The TIL analysis yielded nearly identical results in the B16/BL6 mouse melanoma model, an intrinsically weakly immunogenic tumor which required a GVAX tumor vaccine to boost overall T cell infiltration prior to ICB administration. Combined, the data from the two different mouse models suggest that the cellular mechanisms of both ICBs are different from one another, primarily with regard to CD4+ effector cell expansion, and are independent of tumor type.
To better understand the role of each tumor-infiltrating T cell subpopulation in the anti-tumor response, Wei et al. explored the correlations between T cell populations and tumor growth within the B16/BL6 model, and the results are presented below.
The two CD8+ T cell populations that were negatively correlated with tumor growth (MC2 and MC10) were activated and expanded after either ICB treatment. Surprisingly, one CD8+ phenotype (MC11) was positively correlated with tumor growth. This population was non-proliferative and may represent T cells with a central memory phenotype that are unrelated to the tumor, suggesting that infiltration of excess tumor-irrelevant cells may inhibit the anti-tumor response. Further analysis showed that the high proliferative rate of CD8+ T cells within the tumor in the later stages of the response was not necessarily correlated with anti-tumor effect. Overall, this detailed analysis indicates that only certain subpopulations of tumor-infiltrating T cells are involved in the response to ICB, and they may serve as predictive markers in the clinical setting. However, due to the study design of partial tumor regression, it is unclear whether the same mechanisms and cell populations would be observed during complete tumor regression, or whether the identified tumor-infiltrating T cell subsets are both necessary and sufficient for tumor rejection.
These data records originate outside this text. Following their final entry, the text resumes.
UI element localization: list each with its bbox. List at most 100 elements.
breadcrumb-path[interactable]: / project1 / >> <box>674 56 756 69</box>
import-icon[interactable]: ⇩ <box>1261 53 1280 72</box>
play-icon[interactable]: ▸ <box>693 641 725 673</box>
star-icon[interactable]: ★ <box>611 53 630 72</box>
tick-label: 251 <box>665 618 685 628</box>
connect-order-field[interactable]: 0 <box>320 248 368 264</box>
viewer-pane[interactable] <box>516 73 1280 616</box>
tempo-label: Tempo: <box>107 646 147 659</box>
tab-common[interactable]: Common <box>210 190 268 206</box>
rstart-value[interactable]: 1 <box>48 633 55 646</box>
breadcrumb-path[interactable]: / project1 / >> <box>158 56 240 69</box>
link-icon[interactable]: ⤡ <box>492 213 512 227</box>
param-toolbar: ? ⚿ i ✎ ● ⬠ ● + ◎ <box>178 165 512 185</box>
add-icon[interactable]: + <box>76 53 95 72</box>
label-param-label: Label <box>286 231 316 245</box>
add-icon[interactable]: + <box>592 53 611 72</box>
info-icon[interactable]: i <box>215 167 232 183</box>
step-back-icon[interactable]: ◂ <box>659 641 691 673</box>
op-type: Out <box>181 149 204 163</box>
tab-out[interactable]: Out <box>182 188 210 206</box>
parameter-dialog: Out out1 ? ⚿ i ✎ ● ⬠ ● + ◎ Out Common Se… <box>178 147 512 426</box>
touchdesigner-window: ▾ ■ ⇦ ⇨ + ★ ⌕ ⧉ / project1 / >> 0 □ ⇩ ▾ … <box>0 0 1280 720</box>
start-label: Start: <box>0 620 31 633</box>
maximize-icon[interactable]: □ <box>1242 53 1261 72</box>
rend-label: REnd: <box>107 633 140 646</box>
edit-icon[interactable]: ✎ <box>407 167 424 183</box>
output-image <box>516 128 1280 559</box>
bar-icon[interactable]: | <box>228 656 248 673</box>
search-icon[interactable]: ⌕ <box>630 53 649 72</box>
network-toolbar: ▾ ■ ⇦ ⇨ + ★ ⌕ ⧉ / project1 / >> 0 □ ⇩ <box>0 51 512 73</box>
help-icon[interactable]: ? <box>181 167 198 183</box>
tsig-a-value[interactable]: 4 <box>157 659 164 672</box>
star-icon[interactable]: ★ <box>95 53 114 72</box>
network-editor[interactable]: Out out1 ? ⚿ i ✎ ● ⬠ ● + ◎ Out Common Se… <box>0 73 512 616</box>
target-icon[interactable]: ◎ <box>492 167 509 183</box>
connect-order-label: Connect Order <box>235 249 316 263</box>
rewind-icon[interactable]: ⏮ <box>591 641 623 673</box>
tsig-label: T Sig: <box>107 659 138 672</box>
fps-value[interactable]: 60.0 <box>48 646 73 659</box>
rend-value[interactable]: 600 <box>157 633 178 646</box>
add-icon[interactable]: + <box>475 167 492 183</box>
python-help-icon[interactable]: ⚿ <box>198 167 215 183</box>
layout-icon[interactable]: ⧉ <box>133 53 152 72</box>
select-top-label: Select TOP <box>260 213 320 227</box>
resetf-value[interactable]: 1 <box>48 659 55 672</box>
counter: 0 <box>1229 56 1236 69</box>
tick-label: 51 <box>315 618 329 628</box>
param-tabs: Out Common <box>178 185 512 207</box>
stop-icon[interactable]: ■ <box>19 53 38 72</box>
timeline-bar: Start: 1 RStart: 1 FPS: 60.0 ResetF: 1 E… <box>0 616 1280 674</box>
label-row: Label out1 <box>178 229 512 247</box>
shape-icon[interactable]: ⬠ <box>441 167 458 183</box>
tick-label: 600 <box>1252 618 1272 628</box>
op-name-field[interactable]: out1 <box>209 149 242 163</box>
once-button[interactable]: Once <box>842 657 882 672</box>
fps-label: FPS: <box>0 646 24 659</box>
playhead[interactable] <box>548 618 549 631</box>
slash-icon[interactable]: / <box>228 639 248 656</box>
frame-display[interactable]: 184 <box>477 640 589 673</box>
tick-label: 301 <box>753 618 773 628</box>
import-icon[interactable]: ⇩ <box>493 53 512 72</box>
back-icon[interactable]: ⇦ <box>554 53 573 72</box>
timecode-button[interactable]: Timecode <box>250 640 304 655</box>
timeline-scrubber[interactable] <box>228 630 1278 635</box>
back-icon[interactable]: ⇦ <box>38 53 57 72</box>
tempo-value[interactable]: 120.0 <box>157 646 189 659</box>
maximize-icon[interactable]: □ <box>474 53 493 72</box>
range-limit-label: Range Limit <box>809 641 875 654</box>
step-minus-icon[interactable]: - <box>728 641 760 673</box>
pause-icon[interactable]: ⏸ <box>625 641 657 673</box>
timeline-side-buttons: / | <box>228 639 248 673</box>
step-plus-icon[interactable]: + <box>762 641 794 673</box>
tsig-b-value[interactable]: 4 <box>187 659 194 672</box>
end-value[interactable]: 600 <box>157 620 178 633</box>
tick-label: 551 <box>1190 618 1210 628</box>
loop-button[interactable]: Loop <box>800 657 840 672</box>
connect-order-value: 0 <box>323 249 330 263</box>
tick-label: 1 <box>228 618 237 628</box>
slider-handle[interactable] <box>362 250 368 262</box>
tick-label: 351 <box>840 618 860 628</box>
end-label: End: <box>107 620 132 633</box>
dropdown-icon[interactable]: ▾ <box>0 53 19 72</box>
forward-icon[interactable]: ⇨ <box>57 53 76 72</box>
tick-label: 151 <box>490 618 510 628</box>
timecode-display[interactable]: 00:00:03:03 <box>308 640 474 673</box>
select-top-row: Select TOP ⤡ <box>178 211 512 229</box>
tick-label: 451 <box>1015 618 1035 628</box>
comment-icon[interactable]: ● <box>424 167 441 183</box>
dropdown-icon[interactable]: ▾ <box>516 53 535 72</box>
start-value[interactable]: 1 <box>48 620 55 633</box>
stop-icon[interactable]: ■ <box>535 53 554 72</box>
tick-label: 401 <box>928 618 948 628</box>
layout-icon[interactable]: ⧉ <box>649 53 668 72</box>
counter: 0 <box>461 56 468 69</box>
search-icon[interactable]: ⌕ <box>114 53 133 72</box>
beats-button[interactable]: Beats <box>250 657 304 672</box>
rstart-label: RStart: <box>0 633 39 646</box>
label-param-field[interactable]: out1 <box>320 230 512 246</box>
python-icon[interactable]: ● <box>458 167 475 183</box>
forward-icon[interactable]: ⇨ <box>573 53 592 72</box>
In addition, the question remains whether all or only some distinct subsets of the phenotypically exhausted T cells that expanded following ICB treatment are functionally revived by ICB.
In a translational study, the researchers also performed mass cytometry analysis on resected tumors from 7 patients with metastatic melanoma who were treated with anti-PD-1, anti-CTLA-4, or a combination of both. They discovered that in the human setting, only two T cell subsets were significantly expanded in ICB-treated tumors compared to normal donor blood: the CD45RO+PD-1+TBET+EOMES+CD8+ T cell phenotype (exhausted, terminally differentiated), and the CD45RO+ICOS+PD-1loTBET+ Th1-like CD4+ effector T cell phenotype. These T cell populations were analogous to the corresponding phenotypes in the murine models (MC10 and MC3, respectively). The frequency of the Th1-like CD4+ effector T cells in human melanomas was higher after anti-CTLA-4 treatment compared to anti-PD-1 treatment, which was consistent with preclinical data.
Together, these murine and human results demonstrate that the mechanisms of anti-PD-1 and anti-CTLA-4 blockade are both similar (in the shared expansion of exhausted CD8+ populations by both therapies) and distinct (in the unique expansion of Th1-like CD4+ T cells by anti-CTLA-4 only), and contribute new insights and hypotheses to the optimization of combination therapies in the future.